Why Women in Comedy Should Be Your Role Models

This past weekend I traveled to the Women’s March in DC. In the spirit of the monumental day, I’ve been thinking about the different kind of women I find to be strong and inspiring.

Women in comedy, specifically those in stand-up, belong in that group. 

Women in comedy have the most intimidating job in the world. Aside from working in a male-dominated field, the grind is relentless and expectations are always high. Imagine standing in front of a room full of strangers and having to make them laugh. And of course, keep in mind, it’s always harder to make people laugh when they’ve been told to expect to laugh. 

Relatability and humility are where I think most comedians succeed in connecting with their audiences. Adopting their carefree mindset could benefit women everywhere.

On men

I recently listened to an encore episode of Buzzfeed’s Another Round podcast featuring an interview with Margaret Cho. During the candid conversation that covered everything from race and sex to smoking with Snoop Dogg, Cho dropped this golden nugget:

“There’s a certain kind of woman who becomes a comedian and that’s the kind of woman, in general, who does not care at all about men,” Cho explained. “Because we don’t care … that in itself is such a feminist act that it’s very offputting to heterosexual males. Because by the nature of society and how we’re supposed to act and socialize, it’s a very aggressive act to take the mic.”

Aggressive and powerful. Performing stand-up comedy involves exposing your flaws, weaknesses, and secrets. For women, not caring what other’s (especially men) think about any of our personal truths is power.

On embracing change

Ali Wong is a writer and comedian that exudes self-confidence and is all around #goals. It’s worth watching Wong’s hilarious Netflix stand-up special, Baby Cobra, which she filmed while seven months pregnant.

Pregnancy is not something often seen in comedy. Often, women in stand-up who do become pregnant step away from the spotlight, which Wong discusses in her special.

In an interview with Elle magazine, she describes how her pregnancy actually contributed to her success:

“When you’re pregnant, you’re hungry, tired, and fat, so you have this ‘I don’t give a fuck’ attitude that lends itself really well to performance. You let go of all dignity and shame, and it’s beautiful.”
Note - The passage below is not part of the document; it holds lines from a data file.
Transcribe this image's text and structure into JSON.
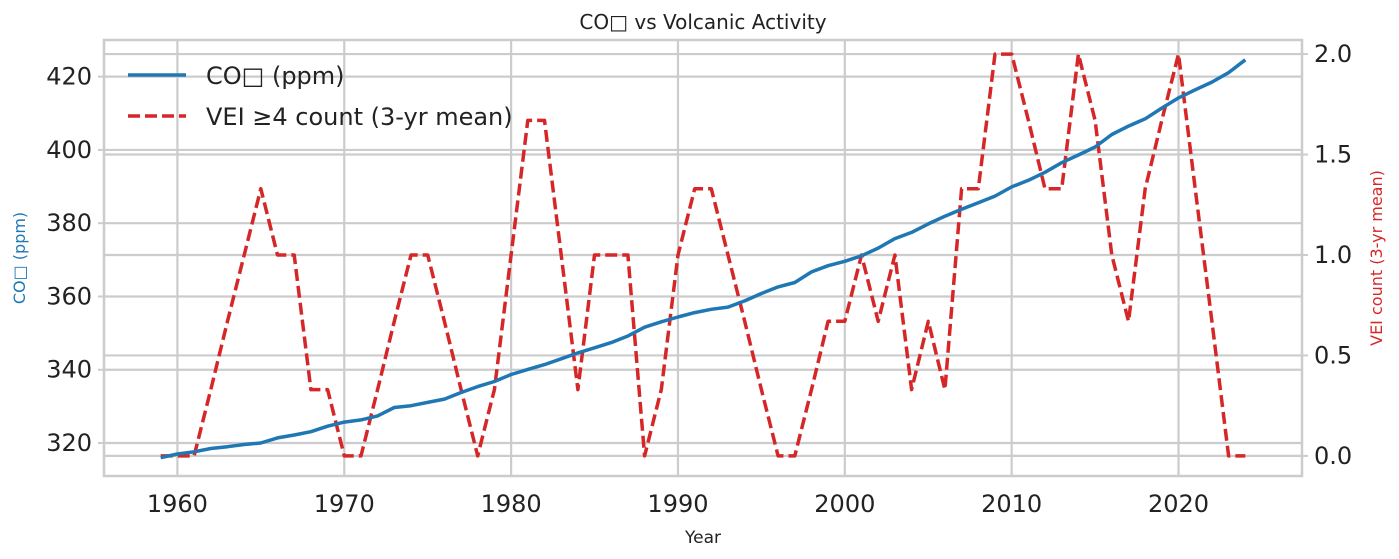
{
  "chart_data": {
    "type": "line",
    "title": "CO□ vs Volcanic Activity",
    "xlabel": "Year",
    "ylabel_left": "CO□ (ppm)",
    "ylabel_right": "VEI count (3-yr mean)",
    "xlim": [
      1955.6,
      2027.4
    ],
    "ylim_left": [
      311,
      430
    ],
    "ylim_right": [
      -0.1,
      2.07
    ],
    "x_ticks": [
      1960,
      1970,
      1980,
      1990,
      2000,
      2010,
      2020
    ],
    "y_left_ticks": [
      320,
      340,
      360,
      380,
      400,
      420
    ],
    "y_right_ticks": [
      0.0,
      0.5,
      1.0,
      1.5,
      2.0
    ],
    "y_right_tick_labels": [
      "0.0",
      "0.5",
      "1.0",
      "1.5",
      "2.0"
    ],
    "grid": true,
    "legend_position": "upper-left",
    "series": [
      {
        "name": "CO□ (ppm)",
        "axis": "left",
        "color": "#1f77b4",
        "style": "solid",
        "x": [
          1959,
          1960,
          1961,
          1962,
          1963,
          1964,
          1965,
          1966,
          1967,
          1968,
          1969,
          1970,
          1971,
          1972,
          1973,
          1974,
          1975,
          1976,
          1977,
          1978,
          1979,
          1980,
          1981,
          1982,
          1983,
          1984,
          1985,
          1986,
          1987,
          1988,
          1989,
          1990,
          1991,
          1992,
          1993,
          1994,
          1995,
          1996,
          1997,
          1998,
          1999,
          2000,
          2001,
          2002,
          2003,
          2004,
          2005,
          2006,
          2007,
          2008,
          2009,
          2010,
          2011,
          2012,
          2013,
          2014,
          2015,
          2016,
          2017,
          2018,
          2019,
          2020,
          2021,
          2022,
          2023,
          2024
        ],
        "values": [
          316.0,
          317.0,
          317.6,
          318.5,
          319.0,
          319.6,
          320.0,
          321.4,
          322.2,
          323.1,
          324.6,
          325.7,
          326.3,
          327.4,
          329.7,
          330.2,
          331.1,
          332.0,
          333.8,
          335.4,
          336.8,
          338.7,
          340.1,
          341.4,
          343.0,
          344.6,
          346.0,
          347.4,
          349.2,
          351.6,
          353.1,
          354.4,
          355.6,
          356.5,
          357.1,
          358.8,
          360.8,
          362.6,
          363.8,
          366.7,
          368.4,
          369.6,
          371.1,
          373.2,
          375.8,
          377.5,
          379.8,
          381.9,
          383.8,
          385.6,
          387.4,
          389.9,
          391.7,
          393.9,
          396.5,
          398.6,
          400.8,
          404.2,
          406.5,
          408.5,
          411.4,
          414.2,
          416.4,
          418.5,
          421.1,
          424.6
        ]
      },
      {
        "name": "VEI ≥4 count (3-yr mean)",
        "axis": "right",
        "color": "#d62728",
        "style": "dashed",
        "x": [
          1959,
          1960,
          1961,
          1962,
          1963,
          1964,
          1965,
          1966,
          1967,
          1968,
          1969,
          1970,
          1971,
          1972,
          1973,
          1974,
          1975,
          1976,
          1977,
          1978,
          1979,
          1980,
          1981,
          1982,
          1983,
          1984,
          1985,
          1986,
          1987,
          1988,
          1989,
          1990,
          1991,
          1992,
          1993,
          1994,
          1995,
          1996,
          1997,
          1998,
          1999,
          2000,
          2001,
          2002,
          2003,
          2004,
          2005,
          2006,
          2007,
          2008,
          2009,
          2010,
          2011,
          2012,
          2013,
          2014,
          2015,
          2016,
          2017,
          2018,
          2019,
          2020,
          2021,
          2022,
          2023,
          2024
        ],
        "values": [
          0.0,
          0.0,
          0.0,
          0.33,
          0.67,
          1.0,
          1.33,
          1.0,
          1.0,
          0.33,
          0.33,
          0.0,
          0.0,
          0.33,
          0.67,
          1.0,
          1.0,
          0.67,
          0.33,
          0.0,
          0.33,
          1.0,
          1.67,
          1.67,
          1.0,
          0.33,
          1.0,
          1.0,
          1.0,
          0.0,
          0.33,
          1.0,
          1.33,
          1.33,
          1.0,
          0.67,
          0.33,
          0.0,
          0.0,
          0.33,
          0.67,
          0.67,
          1.0,
          0.67,
          1.0,
          0.33,
          0.67,
          0.33,
          1.33,
          1.33,
          2.0,
          2.0,
          1.67,
          1.33,
          1.33,
          2.0,
          1.67,
          1.0,
          0.67,
          1.33,
          1.67,
          2.0,
          1.33,
          0.67,
          0.0,
          0.0
        ]
      }
    ]
  }
}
Just before taping Baby Cobra, tickets for a show that she headlined in her hometown of San Francisco were selling so poorly that the venue owners put them up for sale on Groupon. Post-special, the club sold out five of her shows in minutes.

Look at the power of leaning into life’s changes and making them work for you!

On relentlessly pursuing your passions

The first time I watched Joan River’s documentary A Piece of Work, I was wowed by her drive and determination. Even into her later days when she was already a certified icon, slowing down was never an option for her.

Joan has overcome canceled shows, being publicly shunned by former mentor Johnny Carson, bankruptcy, a husband who committed suicide and constant mocking from the media. Still, she pursued her passion, which resulted in an iconic career that lasted until the day she died at 81 years old.

How could you not be inspired to continue to push through any and all of your setbacks?

On coping with life’s lemons

Rivers said that whenever she gets on stage, she feels rage for every woman on the planet – and it’s that rage that fuels her comedy.

“As comedians, we are all laughing because life is so horrible,” she revealed in a 2014 Telegraph interview. “Life is so difficult and I cope with it by making jokes about absolutely everything… You have two choices: laugh or die.”

Simple as that.

And finally… on choosing a life that suits YOU

Loni Love splits her time between daytime talk show The Real and weekends doing stand-up. In an interview with New Yorker Magazine, Loni described her decision to live her life for no one but herself.

“I have an engineering degree, so for eight years, I was an engineer. It was a natural progression for me because my mom taught me to get my education, to get a job, and to get a husband. But I realized that I wasn’t really happy. It was coming close to the point where I was going to be getting married, and that’s when I decided to change what I do. I knew that being a female comic was a hard role. It’s not that women aren’t funny, you just don’t see a lot of women out there because it takes so much to survive being a female comic. If you have a kid, you can’t be on the road every weekend with your kid. I processed all that and I made that choice and I’m happy.”